Oud actually goes back to the ancient times as early as 1,400 years ago, as mentioned in the Koran by the prophet Mohammed: “Treat with Indian Oud, for it has healing for seven diseases.” Oud boasts of a rich religious and cultural history spanning hundreds of years; its highly distinguished scent has been applied in perfume and incense manufacturing. It has also been used as a rare essential oil in Ayurvedic systems through centuries used to heal certain conditions like ulcers, cough, arthritis, halitosis, and leprosy.
Oud’s popular use spans the world’s Eastern and Middle Eastern sections – it has been utilised for meditation by Buddhist monks, with the explanation that it helps in the transmutation of ignorance; Sufis applied it during esoteric traditions; Tibetan monks are convinced it relaxes one’s spirit; the Chinese believed it to possess psychoactive attributes; and the Pharaohs back in Ancient Egypt used it to embalm their departed. Whether as a medicine, aromatic oil, or as incense, oud has been serving its many purposes for centuries already.
Oud traces its ancestry from the wood of the Agar tree, originally coming from the India’s Assam region, and from there scattered through the rest of Southeast Asia. When a particular mould variety, known as Phialophora parasitica, touches the wood of this tree, the resulting reaction is an astounding, dark and aromatic resin, which in turn becomes the scent ingredient oud.

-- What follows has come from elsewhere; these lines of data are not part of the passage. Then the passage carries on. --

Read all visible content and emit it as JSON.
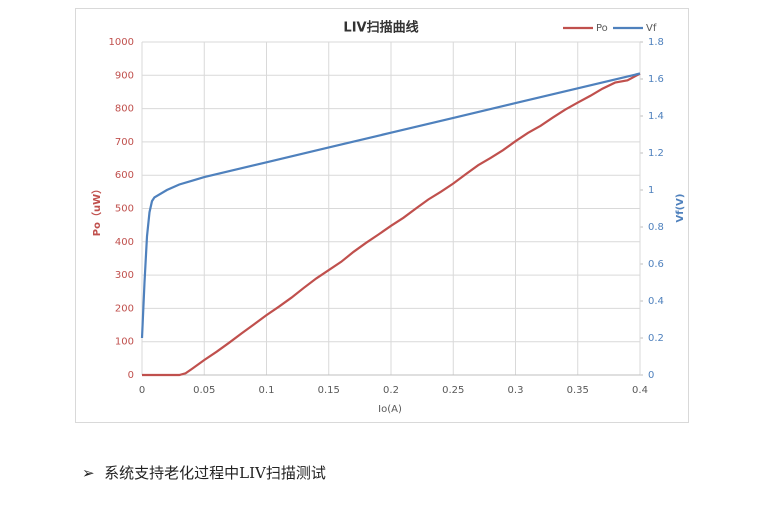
{
  "chart_data": {
    "type": "line",
    "title": "LIV扫描曲线",
    "xlabel": "Io(A)",
    "ylabel": "Po（uW）",
    "y2label": "Vf(V)",
    "xlim": [
      0,
      0.4
    ],
    "xticks": [
      0,
      0.05,
      0.1,
      0.15,
      0.2,
      0.25,
      0.3,
      0.35,
      0.4
    ],
    "ylim": [
      0,
      1000
    ],
    "yticks": [
      0,
      100,
      200,
      300,
      400,
      500,
      600,
      700,
      800,
      900,
      1000
    ],
    "y2lim": [
      0,
      1.8
    ],
    "y2ticks": [
      0,
      0.2,
      0.4,
      0.6,
      0.8,
      1,
      1.2,
      1.4,
      1.6,
      1.8
    ],
    "grid": true,
    "legend": "top-right",
    "series": [
      {
        "name": "Po",
        "color": "#c0504d",
        "x": [
          0,
          0.01,
          0.02,
          0.03,
          0.035,
          0.04,
          0.05,
          0.06,
          0.07,
          0.08,
          0.09,
          0.1,
          0.11,
          0.12,
          0.13,
          0.14,
          0.15,
          0.16,
          0.17,
          0.18,
          0.19,
          0.2,
          0.21,
          0.22,
          0.23,
          0.24,
          0.25,
          0.26,
          0.27,
          0.28,
          0.29,
          0.3,
          0.31,
          0.32,
          0.33,
          0.34,
          0.35,
          0.36,
          0.37,
          0.38,
          0.39,
          0.4
        ],
        "values": [
          0,
          0,
          0,
          0,
          5,
          18,
          45,
          70,
          97,
          125,
          152,
          180,
          205,
          232,
          262,
          290,
          315,
          340,
          370,
          397,
          422,
          448,
          472,
          500,
          527,
          550,
          575,
          603,
          630,
          652,
          675,
          702,
          727,
          748,
          773,
          797,
          818,
          838,
          860,
          878,
          885,
          905
        ]
      },
      {
        "name": "Vf",
        "color": "#4f81bd",
        "axis": "y2",
        "x": [
          0,
          0.002,
          0.004,
          0.006,
          0.008,
          0.01,
          0.02,
          0.03,
          0.04,
          0.05,
          0.1,
          0.15,
          0.2,
          0.25,
          0.3,
          0.35,
          0.4
        ],
        "values": [
          0.2,
          0.5,
          0.75,
          0.88,
          0.94,
          0.96,
          1.0,
          1.03,
          1.05,
          1.07,
          1.15,
          1.23,
          1.31,
          1.39,
          1.47,
          1.55,
          1.63
        ]
      }
    ]
  },
  "note": {
    "text": "系统支持老化过程中LIV扫描测试"
  }
}
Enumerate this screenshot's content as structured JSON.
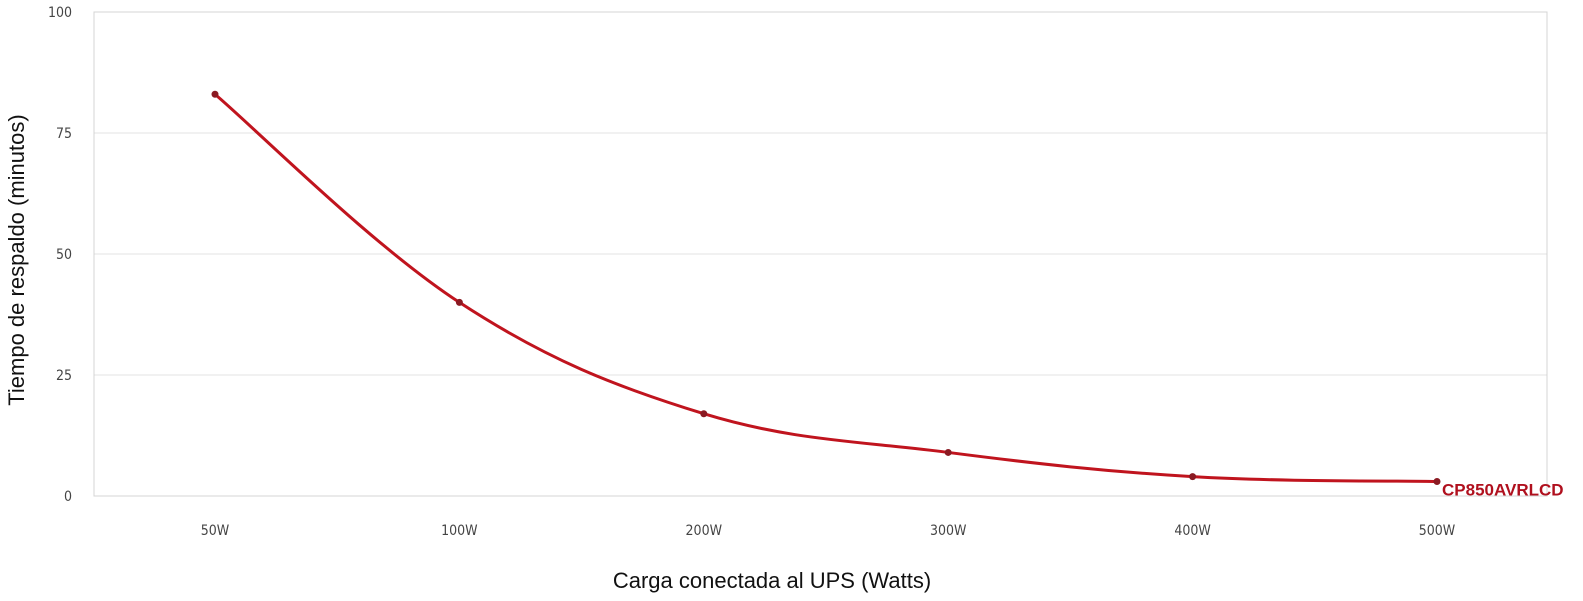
{
  "chart_data": {
    "type": "line",
    "title": "",
    "xlabel": "Carga conectada al UPS (Watts)",
    "ylabel": "Tiempo de respaldo (minutos)",
    "categories": [
      "50W",
      "100W",
      "200W",
      "300W",
      "400W",
      "500W"
    ],
    "yticks": [
      "0",
      "25",
      "50",
      "75",
      "100"
    ],
    "ylim": [
      0,
      100
    ],
    "grid": true,
    "series": [
      {
        "name": "CP850AVRLCD",
        "values": [
          83,
          40,
          17,
          9,
          4,
          3
        ],
        "color": "#c0141e"
      }
    ]
  }
}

Oud is very rare and originates from only eight out of fifteen species of Aquilaria. There 8 species originally can only be particularly found in these countries: Malaysia, Papua New Guinea, Philippines, India, Vietnam, Thailand and Cambodia. Nature’s course dictates that only under 10% of the trees in an Aquilarian forest would be affected by fungus and result to oud. A way around this would be to infect all of the trees with the fungus. Due to excessive harvesting of the Aquilaria trees that produce oud in the past 30 years, production has become low and price to be high.
A hydro-distillation process results to essential oil from Agarwood. In this process, the raw material is submerged in boiling water, the mix of essential oils and steam enters a condenser, and lastly the essential oil is isolated from water. Carbon dioxide distillation would be an alternative process to acquire oud essential oils.
The result of the extraction process is the astonishing distinct lovely scent of oud. Oud’s scent is described to be a lovely blend of sweet and woody complex aroma. It comes in forms of oud oil or raisin. Oud oil is achieved from wood distillation or raisin-melting, is not irritating when applied to the skin directly, or it may be added to a scent mixture as a base.
Because of its uniqueness and rareness, plus the complexity of its harvesting, oud is considered as the most exorbitant oil essence to ever exist. In fact, it is valued 1.5 times more than gold’s value, hence the title, Liquid Gold. Due to its high demand and regard, and its flexibility as a perfume, oil essence and incense, its trees are now considered as endangered species and are being carefully watched by the CITES convention and under rulings from various countries.
But even though Liquid gold has been priced highly, the trend of oud in scents has taken the perfume market by storm in the past years and seems to have no plans of slowing down. Well-known perfume labels such as Byredo and Dior has come up with their own oud-based fragrances. Despite the fact that some oud-based fragrances already contain synthetic oud mixture, the smell does not differ largely and they still do very well in the market, proof of the high demand of this scent.
The oud scent is definitely one of a kind and hard to forget once you have been captured by this aroma. Other famous scents may come in and out of the trend list, but it is oud that has been proven to stand strong since its conception in the ancient times, and will more likely stay here in the present century fragrance market.